A regular volunteer at Soul Survivor, Hannah, 25, from London, adds: “I’m a nurse and I volunteer as part of the medical team. After years of going to the festival with my youth group, it’s great to give something back and help make it happen. I've met career mentors and made friends for life on volunteer teams.”
“I wish someone had told me…”
“…about the traffic queues to get on site. These days, I let the train take the strain.” Joan, 64, Northumberland
“…to book my shower as soon as I arrived on site. By the time I turned up to book my slot, they were all taken.” Kate, 39, London
“…to travel light. When the campsite got waterlogged last year, we had to carry everything from the car park – several back-breaking treks.” Madeleine, 35, Essex
“…to take something unusual to identify my tent. A ribbon or flag makes it easier to find your tent amongst hundreds of others, especially at night.” Joanne, 45, Lancashire
“…not to skimp on buying a programme. I heard about so many good events after they’d happened – plus the site map makes finding your way around much easier.” Matt, 28, Suffolk
“…not to get carried away with the festival spirit and buy loads of hippy-style clothes I wouldn’t be seen dead in back home.” Debbie, 26, Hampshire
“…if you’re keen on a particular speaker, everyone else will be too. I really wanted to hear Rob Bell at Greenbelt last year, but the queue was so long I didn’t get in.” Mike, 43, Surrey
“…to wear flip-flops and shorts if it’s wet. Legs and feet are easier to dry in a tent than clothes and shoes.” Janet, 41, Somerset
Your festival survival kit
Easy-to-overlook items to make your festival experience more pleasant …
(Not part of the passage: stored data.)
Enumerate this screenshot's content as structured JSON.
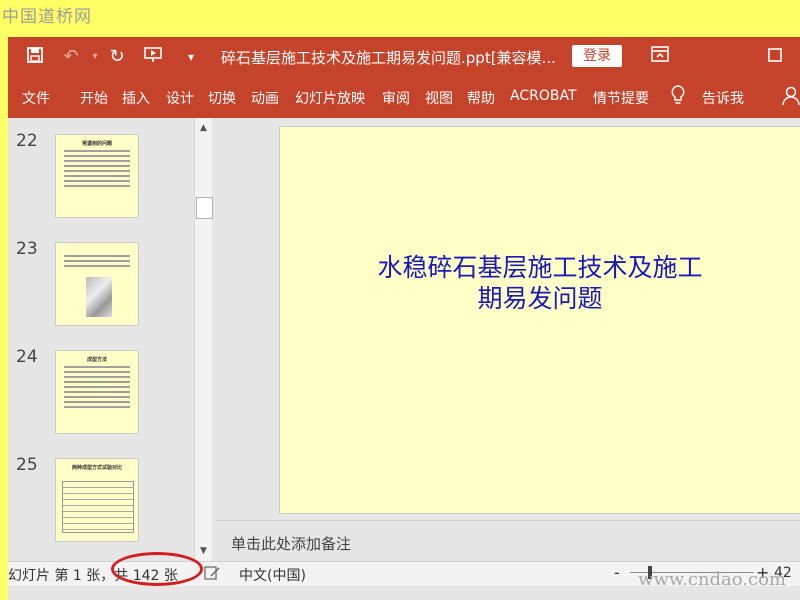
{
  "watermark": {
    "site_cn": "中国道桥网",
    "site_url": "www.cndao.com"
  },
  "titlebar": {
    "title": "碎石基层施工技术及施工期易发问题.ppt[兼容模...",
    "login_label": "登录",
    "icons": [
      "save-icon",
      "undo-icon",
      "redo-icon",
      "slideshow-from-start-icon",
      "customize-toolbar-icon",
      "ribbon-display-options-icon",
      "maximize-icon"
    ]
  },
  "ribbon": {
    "tabs": [
      "文件",
      "开始",
      "插入",
      "设计",
      "切换",
      "动画",
      "幻灯片放映",
      "审阅",
      "视图",
      "帮助",
      "ACROBAT",
      "情节提要"
    ],
    "tell_me": "告诉我"
  },
  "thumbnails": [
    {
      "number": "22",
      "caption": "常遇到的问题"
    },
    {
      "number": "23",
      "caption": ""
    },
    {
      "number": "24",
      "caption": "成型方法"
    },
    {
      "number": "25",
      "caption": "两种成型方式试验对比"
    }
  ],
  "slide": {
    "title_line1": "水稳碎石基层施工技术及施工",
    "title_line2": "期易发问题",
    "title_color": "#1a1ab8",
    "background": "#ffffc8"
  },
  "notes": {
    "placeholder": "单击此处添加备注"
  },
  "status": {
    "slide_count": "幻灯片 第 1 张，共 142 张",
    "language": "中文(中国)",
    "zoom_minus": "-",
    "zoom_plus": "+",
    "zoom_level": "42"
  },
  "colors": {
    "accent": "#c5432b",
    "highlight": "#d21e1e",
    "page_border": "#ffff66"
  }
}
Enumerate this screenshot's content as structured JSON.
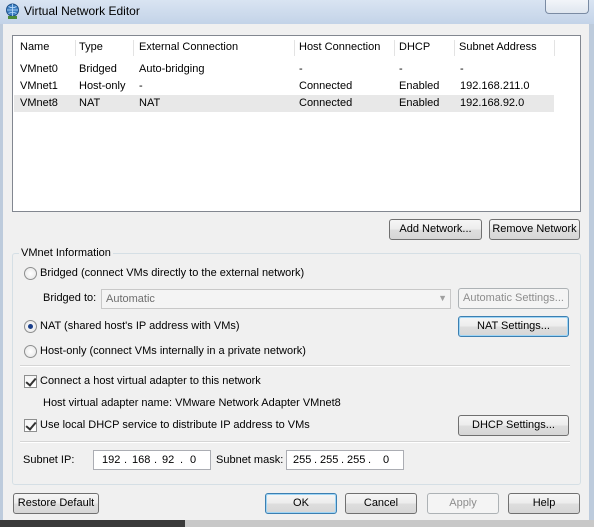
{
  "window": {
    "title": "Virtual Network Editor"
  },
  "table": {
    "columns": [
      "Name",
      "Type",
      "External Connection",
      "Host Connection",
      "DHCP",
      "Subnet Address"
    ],
    "rows": [
      [
        "VMnet0",
        "Bridged",
        "Auto-bridging",
        "-",
        "-",
        "-"
      ],
      [
        "VMnet1",
        "Host-only",
        "-",
        "Connected",
        "Enabled",
        "192.168.211.0"
      ],
      [
        "VMnet8",
        "NAT",
        "NAT",
        "Connected",
        "Enabled",
        "192.168.92.0"
      ]
    ],
    "selected_row": 2
  },
  "table_buttons": {
    "add": "Add Network...",
    "remove": "Remove Network"
  },
  "vmnet_info": {
    "group_label": "VMnet Information",
    "bridged_label": "Bridged (connect VMs directly to the external network)",
    "bridged_to_label": "Bridged to:",
    "bridged_to_value": "Automatic",
    "automatic_settings": "Automatic Settings...",
    "nat_label": "NAT (shared host's IP address with VMs)",
    "nat_settings": "NAT Settings...",
    "hostonly_label": "Host-only (connect VMs internally in a private network)",
    "selected_mode": "NAT",
    "connect_adapter_label": "Connect a host virtual adapter to this network",
    "connect_adapter_checked": true,
    "adapter_name_label": "Host virtual adapter name: VMware Network Adapter VMnet8",
    "dhcp_label": "Use local DHCP service to distribute IP address to VMs",
    "dhcp_checked": true,
    "dhcp_settings": "DHCP Settings...",
    "subnet_ip_label": "Subnet IP:",
    "subnet_ip": [
      "192",
      "168",
      "92",
      "0"
    ],
    "subnet_mask_label": "Subnet mask:",
    "subnet_mask": [
      "255",
      "255",
      "255",
      "0"
    ]
  },
  "footer": {
    "restore": "Restore Default",
    "ok": "OK",
    "cancel": "Cancel",
    "apply": "Apply",
    "help": "Help"
  }
}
Wet wipes, sunscreen, earplugs, cash (no cashpoints on site), small bottles of water (to avoid dehydration in the sun), antibacterial hand-spray, wellies, lots of layers (even if it’s hot in the day, it can get cold in the evenings), bumbag (thefts are rare but it’s best to keep your valuables on you), small torch for your bag (to find your tent at night), spare torch batteries, loo rolls (carry one at all times!), light waterproof jacket, extra socks, any medications you’re taking, something waterproof to sit on, first aid kit.